Jumat, 11 Maret 2011

Tangis Hujan Pertama

Kau tak akan cukup tau, pada tanggal hari ini pernah aku menjadi pipi hujan, saat ia pertama kalinya berurai airmata menangis pedih berduka.

Kau tak akan cukup tau hari itu hujan begitu berduka, dalam lebat tangisnya ia hanya mendekap aku saja. Apalah aku selain penghibur luka.

Tangisnya sebabkan jalanan semakin panjang, langkah-langkah yang kutapaki hanya membuat perjalanan semakin memanjang.

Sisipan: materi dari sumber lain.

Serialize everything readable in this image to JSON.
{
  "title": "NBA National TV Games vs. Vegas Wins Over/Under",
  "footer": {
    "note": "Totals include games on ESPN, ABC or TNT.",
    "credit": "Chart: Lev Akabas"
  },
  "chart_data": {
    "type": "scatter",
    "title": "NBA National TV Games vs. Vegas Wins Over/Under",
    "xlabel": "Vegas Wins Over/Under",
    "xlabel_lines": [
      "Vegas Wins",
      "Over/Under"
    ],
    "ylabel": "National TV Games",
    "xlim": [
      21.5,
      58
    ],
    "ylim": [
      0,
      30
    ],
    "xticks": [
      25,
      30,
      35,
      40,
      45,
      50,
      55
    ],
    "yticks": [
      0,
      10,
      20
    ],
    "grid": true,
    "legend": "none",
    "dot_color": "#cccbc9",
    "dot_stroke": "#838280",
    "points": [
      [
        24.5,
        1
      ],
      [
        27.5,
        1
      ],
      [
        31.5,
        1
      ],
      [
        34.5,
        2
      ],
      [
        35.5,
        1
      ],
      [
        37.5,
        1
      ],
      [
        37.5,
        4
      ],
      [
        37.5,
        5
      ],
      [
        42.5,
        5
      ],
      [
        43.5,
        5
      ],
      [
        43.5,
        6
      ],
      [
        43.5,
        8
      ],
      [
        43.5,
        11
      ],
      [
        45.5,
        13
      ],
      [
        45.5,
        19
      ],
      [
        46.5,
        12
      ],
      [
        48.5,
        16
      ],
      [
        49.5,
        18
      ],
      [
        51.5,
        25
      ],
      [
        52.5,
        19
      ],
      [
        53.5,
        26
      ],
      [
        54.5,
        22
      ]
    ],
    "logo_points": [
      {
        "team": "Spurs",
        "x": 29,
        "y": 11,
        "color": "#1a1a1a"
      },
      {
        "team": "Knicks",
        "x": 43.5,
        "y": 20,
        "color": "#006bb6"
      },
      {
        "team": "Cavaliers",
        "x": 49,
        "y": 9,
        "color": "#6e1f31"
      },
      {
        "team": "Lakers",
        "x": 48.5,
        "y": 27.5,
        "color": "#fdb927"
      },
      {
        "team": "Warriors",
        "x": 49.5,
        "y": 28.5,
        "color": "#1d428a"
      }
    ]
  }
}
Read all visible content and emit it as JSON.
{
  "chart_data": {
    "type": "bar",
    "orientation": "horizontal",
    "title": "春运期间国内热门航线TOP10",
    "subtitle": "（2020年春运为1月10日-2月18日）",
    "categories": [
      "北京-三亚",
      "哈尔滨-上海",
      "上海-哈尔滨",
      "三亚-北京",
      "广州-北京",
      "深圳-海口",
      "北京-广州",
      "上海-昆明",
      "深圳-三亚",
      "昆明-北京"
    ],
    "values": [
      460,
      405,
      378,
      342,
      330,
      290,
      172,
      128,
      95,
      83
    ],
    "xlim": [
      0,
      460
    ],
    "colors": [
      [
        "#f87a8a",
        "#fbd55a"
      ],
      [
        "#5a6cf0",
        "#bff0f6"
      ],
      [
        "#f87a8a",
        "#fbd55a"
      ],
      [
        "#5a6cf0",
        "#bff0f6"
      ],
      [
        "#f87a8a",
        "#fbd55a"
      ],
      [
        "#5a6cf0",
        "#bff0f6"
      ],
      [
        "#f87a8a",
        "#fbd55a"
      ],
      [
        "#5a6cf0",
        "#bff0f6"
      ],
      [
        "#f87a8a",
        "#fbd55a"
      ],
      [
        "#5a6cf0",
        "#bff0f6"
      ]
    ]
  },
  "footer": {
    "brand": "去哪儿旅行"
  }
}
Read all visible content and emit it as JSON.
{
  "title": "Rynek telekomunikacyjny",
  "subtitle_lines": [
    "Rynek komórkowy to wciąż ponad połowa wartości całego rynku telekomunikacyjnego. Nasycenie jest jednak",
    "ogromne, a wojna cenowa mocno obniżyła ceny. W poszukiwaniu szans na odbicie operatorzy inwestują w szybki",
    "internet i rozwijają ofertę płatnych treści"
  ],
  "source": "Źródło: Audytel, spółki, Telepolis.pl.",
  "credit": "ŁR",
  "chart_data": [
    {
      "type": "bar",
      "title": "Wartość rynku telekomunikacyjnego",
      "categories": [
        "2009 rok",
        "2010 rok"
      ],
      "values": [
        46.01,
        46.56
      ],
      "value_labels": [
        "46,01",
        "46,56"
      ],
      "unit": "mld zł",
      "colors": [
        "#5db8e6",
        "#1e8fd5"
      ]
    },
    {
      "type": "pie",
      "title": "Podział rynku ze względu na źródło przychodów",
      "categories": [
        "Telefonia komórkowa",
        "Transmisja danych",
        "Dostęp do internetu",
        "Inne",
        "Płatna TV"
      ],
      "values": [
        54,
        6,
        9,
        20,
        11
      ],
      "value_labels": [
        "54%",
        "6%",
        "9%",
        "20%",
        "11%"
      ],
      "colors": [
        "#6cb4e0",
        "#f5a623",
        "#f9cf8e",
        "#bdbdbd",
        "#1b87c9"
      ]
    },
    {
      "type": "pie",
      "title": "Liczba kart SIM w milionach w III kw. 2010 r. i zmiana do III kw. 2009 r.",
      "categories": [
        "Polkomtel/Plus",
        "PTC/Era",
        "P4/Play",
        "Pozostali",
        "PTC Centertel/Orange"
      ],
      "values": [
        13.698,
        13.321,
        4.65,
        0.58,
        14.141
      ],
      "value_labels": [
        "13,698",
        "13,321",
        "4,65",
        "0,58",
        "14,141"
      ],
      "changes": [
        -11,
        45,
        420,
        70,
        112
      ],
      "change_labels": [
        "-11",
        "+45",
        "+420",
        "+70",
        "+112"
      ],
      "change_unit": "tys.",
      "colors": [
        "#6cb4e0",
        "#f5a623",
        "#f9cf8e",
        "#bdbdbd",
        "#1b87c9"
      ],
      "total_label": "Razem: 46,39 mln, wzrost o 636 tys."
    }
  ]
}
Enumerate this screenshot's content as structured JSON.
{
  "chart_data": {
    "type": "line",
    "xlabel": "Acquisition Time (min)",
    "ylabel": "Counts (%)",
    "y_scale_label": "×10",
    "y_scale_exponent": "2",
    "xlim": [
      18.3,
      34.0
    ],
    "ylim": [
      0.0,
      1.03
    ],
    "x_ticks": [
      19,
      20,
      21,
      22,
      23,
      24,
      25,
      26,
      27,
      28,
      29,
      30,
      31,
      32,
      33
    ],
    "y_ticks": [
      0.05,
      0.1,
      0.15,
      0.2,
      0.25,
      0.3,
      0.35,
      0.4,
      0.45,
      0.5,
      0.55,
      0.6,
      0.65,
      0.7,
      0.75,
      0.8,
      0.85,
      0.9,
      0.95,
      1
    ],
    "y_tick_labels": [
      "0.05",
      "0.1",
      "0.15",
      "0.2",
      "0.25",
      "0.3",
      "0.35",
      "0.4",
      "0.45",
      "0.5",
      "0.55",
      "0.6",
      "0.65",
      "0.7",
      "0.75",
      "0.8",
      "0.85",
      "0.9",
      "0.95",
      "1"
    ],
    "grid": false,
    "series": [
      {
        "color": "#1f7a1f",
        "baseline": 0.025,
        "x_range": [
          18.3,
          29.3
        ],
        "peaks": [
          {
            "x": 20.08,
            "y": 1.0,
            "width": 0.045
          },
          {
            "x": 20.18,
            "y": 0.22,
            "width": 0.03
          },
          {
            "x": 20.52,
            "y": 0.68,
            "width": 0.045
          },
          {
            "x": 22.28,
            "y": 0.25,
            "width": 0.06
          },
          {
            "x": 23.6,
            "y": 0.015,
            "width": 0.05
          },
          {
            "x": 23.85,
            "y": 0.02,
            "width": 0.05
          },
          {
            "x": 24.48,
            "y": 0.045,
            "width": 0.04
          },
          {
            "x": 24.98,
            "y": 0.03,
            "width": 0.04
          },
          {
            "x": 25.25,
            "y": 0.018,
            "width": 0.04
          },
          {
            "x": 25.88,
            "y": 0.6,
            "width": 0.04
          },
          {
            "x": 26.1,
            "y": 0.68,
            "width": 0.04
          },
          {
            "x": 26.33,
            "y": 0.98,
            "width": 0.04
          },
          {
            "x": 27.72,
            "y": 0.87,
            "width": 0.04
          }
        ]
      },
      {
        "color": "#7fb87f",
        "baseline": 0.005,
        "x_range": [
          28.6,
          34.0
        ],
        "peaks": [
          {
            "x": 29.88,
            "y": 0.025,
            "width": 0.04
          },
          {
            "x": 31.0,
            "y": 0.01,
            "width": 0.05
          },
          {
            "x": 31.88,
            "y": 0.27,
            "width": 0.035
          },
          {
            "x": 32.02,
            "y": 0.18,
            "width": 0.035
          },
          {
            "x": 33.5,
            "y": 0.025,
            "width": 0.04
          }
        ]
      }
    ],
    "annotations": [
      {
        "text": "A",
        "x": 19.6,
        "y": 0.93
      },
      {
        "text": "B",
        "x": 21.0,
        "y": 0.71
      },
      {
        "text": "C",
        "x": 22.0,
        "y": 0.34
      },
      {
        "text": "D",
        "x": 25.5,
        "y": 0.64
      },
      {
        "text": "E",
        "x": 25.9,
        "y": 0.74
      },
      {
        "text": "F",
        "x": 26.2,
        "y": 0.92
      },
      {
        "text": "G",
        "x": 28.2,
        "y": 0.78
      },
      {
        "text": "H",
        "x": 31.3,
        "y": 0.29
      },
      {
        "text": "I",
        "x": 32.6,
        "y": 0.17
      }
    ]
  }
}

Tangisnya mengatakan ia tak akan berhenti berduka, seakan ia sedang berusaha keras meluruhkan asa atau apa di langit sana.

Tangisnya menenggelamkan aku dalam lukanya yang teramat; hatiku disayat, bahagiaku dilumat, nafasku dijerat, hariku sekarat.

Entah beban apa yang hujan titipkan, atau berikan. Seok-seok langkah yang semakin melemah tak kuperhatikan apakah sudah sebegitu parah.

Kau tak akan cukup tau, pada tanggal hari ini pernah hujan menangis begitu sedu, dimakilampiaskannya segala sendu hanya pada aku.

Tak henti ia menjerit, tak sedikitpun aku mengernyit. Tak henti ia meratap, aku sudah kehilangan keinginan menatap.

Dingin tangis hujan membakar mataku, kupeluk dingin erat saat tangis hujan menghangat di kedua pipiku lamat-lamat.

Kau tak akan cukup tau, tanggal hari ini adalah kali pertama hujan menangis pilu di mataku. Menjadi sembilu yang menggores luka di hatiku.


Sebelumnya aku tak pernah melihat butiran hujan sebagai sebuah tangisan, mereka adalah nada-nada kecil penyusun indah sebuah nyanyian.

Namun kau pergi, aku kehilangan telinga. Bagaimana aku kembali mendengar nyanyian hujan, bila kini yang aku punya hanyalah mata, kekasih?!